Jetzt möchten wir auf unserer Startseite die letzten 5 Blogs (Titel inkl. einer kurzen Beschreibung) ausgeben und einem "mehr lesen" Link, welcher auf den vollständigen Artikel im Blog verweist.

Mein Problem ist, dass ich keinen guten Ansatz finde. Grundsätzlich bin ich offen für PHP und JavaScript Lösungsansätze wo der RSS Feed angezapft wird. Ich finde traurigerweise nichts womit ich etwas anfangen kann. Ich dachte mir das JavaScript sicherlich die einfachere Lösung wäre. Wenn jemand ein paar Seiten kennt wo soetwas gut thematisiert wird, dann wäre ich dankbar.

(PS: Ich tendiere dazu einen Blog direkt bei wordpress.com zunächst anzulegen, weil ich nicht weiß ob unser Webspace SQL Datenbanken derzeit unterstützt)
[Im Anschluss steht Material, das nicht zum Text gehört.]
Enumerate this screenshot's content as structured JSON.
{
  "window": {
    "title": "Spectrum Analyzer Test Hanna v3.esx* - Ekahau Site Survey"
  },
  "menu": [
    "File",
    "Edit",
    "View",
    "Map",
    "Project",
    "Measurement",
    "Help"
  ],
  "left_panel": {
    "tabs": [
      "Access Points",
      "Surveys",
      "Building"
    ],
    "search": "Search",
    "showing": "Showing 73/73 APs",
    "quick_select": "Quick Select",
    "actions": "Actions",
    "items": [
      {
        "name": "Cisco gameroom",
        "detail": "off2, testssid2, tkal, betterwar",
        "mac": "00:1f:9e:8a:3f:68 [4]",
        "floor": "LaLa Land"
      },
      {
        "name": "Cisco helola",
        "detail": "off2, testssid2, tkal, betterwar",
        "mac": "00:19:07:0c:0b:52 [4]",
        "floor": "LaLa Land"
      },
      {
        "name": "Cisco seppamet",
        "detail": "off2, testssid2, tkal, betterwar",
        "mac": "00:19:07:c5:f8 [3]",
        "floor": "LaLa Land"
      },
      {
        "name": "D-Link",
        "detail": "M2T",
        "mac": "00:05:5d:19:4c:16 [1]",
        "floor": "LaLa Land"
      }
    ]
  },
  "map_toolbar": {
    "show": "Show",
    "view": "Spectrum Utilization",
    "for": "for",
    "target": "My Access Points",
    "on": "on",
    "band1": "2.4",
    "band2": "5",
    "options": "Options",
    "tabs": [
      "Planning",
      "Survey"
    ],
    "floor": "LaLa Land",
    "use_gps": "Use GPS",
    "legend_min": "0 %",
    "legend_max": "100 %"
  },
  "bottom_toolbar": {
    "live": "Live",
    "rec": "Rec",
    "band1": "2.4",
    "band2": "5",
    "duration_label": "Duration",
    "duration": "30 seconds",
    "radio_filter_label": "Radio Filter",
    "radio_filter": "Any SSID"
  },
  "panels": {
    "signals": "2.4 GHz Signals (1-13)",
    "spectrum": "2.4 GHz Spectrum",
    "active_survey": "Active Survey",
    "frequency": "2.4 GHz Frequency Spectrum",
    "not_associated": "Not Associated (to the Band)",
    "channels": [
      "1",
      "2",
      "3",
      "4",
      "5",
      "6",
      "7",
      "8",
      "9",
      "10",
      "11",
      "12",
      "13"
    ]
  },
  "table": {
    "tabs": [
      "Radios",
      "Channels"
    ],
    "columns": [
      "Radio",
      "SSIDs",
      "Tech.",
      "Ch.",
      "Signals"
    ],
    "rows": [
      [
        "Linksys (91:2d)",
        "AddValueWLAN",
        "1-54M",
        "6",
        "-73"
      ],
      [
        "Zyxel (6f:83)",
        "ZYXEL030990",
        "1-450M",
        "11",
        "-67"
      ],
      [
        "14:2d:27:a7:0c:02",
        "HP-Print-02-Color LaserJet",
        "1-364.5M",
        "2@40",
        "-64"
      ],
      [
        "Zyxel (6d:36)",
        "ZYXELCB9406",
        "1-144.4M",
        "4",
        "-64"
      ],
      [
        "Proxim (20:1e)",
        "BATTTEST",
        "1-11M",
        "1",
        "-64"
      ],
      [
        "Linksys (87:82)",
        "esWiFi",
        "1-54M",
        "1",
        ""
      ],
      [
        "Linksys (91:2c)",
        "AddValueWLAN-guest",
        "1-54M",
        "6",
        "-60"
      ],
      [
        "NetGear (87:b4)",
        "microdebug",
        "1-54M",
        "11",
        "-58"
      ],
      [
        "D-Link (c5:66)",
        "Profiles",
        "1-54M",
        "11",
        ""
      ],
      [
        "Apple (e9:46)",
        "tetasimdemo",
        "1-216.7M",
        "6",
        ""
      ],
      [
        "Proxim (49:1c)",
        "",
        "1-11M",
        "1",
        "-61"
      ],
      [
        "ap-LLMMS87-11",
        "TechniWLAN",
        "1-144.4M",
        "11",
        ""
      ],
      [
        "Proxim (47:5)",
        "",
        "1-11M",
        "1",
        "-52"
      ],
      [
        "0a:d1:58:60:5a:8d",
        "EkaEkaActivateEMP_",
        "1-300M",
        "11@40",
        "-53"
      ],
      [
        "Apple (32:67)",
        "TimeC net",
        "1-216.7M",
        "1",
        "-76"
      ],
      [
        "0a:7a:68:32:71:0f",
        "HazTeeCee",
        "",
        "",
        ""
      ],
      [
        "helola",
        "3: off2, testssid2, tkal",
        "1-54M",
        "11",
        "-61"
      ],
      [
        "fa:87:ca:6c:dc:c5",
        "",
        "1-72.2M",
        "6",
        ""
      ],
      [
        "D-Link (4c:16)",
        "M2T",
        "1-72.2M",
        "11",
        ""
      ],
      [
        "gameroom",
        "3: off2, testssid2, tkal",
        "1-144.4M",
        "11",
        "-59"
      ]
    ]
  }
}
Idealfall wäre soetwas wie auf dieser Seite: http://p3k.org/rss/?setup=true

Allerdings würde ich es gerne auf meine Bedürfnisse anpassen können.

Beste Grüße


----------



## fpvz (24. Oktober 2011)

Auf welches System baut denn euer aktuelles System auf?


----------



## mR.fLopPy (21. November 2011)

Sorry für meine späte Antwort, ich war leider verhindert. Also wir verwenden kein CMS. Es handelt sich um eine HTML Website, wobei ein Kontakformular in PHP dabei ist. Grundsätzlich wäre also der Einsatz von PHP kein Problem.

Mittlerweile muss ich auch die Überschrift korrigieren. Der Blog wurde nicht mit WordPress sondern bei Blogspot angelegt. Das Auslesen der Feeds ist aber bei dem Dienst auch kein Problem.


----------



## mR.fLopPy (28. November 2011)

Weiß niemand Rat?


----------